If you can, my guess is not right.

> I'd still like to know under what circumstances Eclipse Team/CVS uses
> Channel.getOutputStream() such that I'd have a better chance trying to
> reproduce the issue / verify the fix.

out=channel.getOutputStream();
channel.connect();
out.write("??");

If the channel is not ready before writing data to the output stream,
that problem will happen.  The channel will be initialized by other
thread and, due to heavy load, there is the possibility that 
the initialization may be delayed.

Comment 15 Martin Oberhuber

2007-09-28 15:00:42 EDT

No it's not easy to reproduce... looks like the system must be under really heavy load, like Michael indicated with his running a large remote cvs rlog.

My several thread dumps were all from one and the same occurrence, I haven't been able to reproduce it since (with the old jsch-0.1.31). I guess I'm still going to install jsch-0.1.31.1 though.

Comment 16 Atsuhiko Yamanaka

2007-10-16 22:21:54 EDT

I have not been able to reproduce this problem yet,
but I have found the bug, which may cause this problem and fixed it.

That fix has been included in jsch-0.1.35, which is already released.
If you have opportunities to run a large remote cvs rlog, please try
  http://eclipse.jcraft.com/plugins/com.jcraft.jsch_0.1.35.jar
  (or install it via the update site, http://eclipse.jcraft.com/site.xml)

As for changes since 0.1.31 included in Eclipse SDK 3.3,
there was not any code from others(third parities), so I hope that
the legal review will not take so much time.

Comment 17 Michael Valenta

2007-10-17 08:31:42 EDT

Atsuhiko, since you are the provider of the Jsch client and an Eclipse committer, it may be easiest if you submit the request to the IP team for permission to include the latest JSch client in Eclipse. You can issue the request by going to the My Foundation Portal at:

 https://dev.eclipse.org/portal/myfoundation/portal/portal.php

Once you log in using your dev.eclipse user name and password, you can click on the [request] link in the IP Policy section. The fields should be fairly easy for you to fill out.

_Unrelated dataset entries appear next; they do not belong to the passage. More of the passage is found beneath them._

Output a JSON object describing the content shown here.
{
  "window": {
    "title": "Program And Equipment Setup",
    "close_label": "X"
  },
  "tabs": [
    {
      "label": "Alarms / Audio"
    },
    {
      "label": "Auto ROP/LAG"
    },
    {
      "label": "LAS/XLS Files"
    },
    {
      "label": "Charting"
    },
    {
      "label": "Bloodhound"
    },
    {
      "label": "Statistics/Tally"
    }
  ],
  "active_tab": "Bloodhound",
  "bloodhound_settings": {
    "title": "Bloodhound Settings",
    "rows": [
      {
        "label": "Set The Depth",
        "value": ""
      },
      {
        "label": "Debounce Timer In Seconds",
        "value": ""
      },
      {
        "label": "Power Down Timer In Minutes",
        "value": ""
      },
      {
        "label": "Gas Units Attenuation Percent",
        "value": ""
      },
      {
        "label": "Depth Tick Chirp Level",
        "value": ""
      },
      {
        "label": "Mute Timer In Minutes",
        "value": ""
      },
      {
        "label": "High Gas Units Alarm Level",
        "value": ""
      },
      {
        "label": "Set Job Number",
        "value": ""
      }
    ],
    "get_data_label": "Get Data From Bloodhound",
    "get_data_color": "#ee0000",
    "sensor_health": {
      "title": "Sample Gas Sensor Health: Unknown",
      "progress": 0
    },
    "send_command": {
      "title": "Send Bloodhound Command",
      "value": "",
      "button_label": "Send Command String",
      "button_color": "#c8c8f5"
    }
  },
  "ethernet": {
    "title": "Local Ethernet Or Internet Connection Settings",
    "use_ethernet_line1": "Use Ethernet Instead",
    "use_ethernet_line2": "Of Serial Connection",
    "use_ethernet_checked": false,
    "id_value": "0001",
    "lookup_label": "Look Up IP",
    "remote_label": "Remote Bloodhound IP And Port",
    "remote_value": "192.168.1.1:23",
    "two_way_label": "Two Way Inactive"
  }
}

Comment 18 Atsuhiko Yamanaka

2007-10-22 01:54:38 EDT

(In reply to comment #17)
> Atsuhiko, since you are the provider of the Jsch client and an Eclipse
> committer, it may be easiest if you submit the request to the IP team for
> permission to include the latest JSch client in Eclipse. You can issue the
> request by going to the My Foundation Portal at:
>  https://dev.eclipse.org/portal/myfoundation/portal/portal.php

Thank you for your suggestion.
I have filed it;  CQ 1826.

Comment 19 Eclipse Webmaster

2019-09-06 16:17:26 EDT

This bug hasn't had any activity in quite some time. Maybe the problem got resolved, was a duplicate of something else, or became less pressing for some reason - or maybe it's still relevant but just hasn't been looked at yet.

If you have further information on the current state of the bug, please add it. The information can be, for example, that the problem still occurs, that you still want the feature, that more information is needed, or that the bug is (for whatever reason) no longer relevant.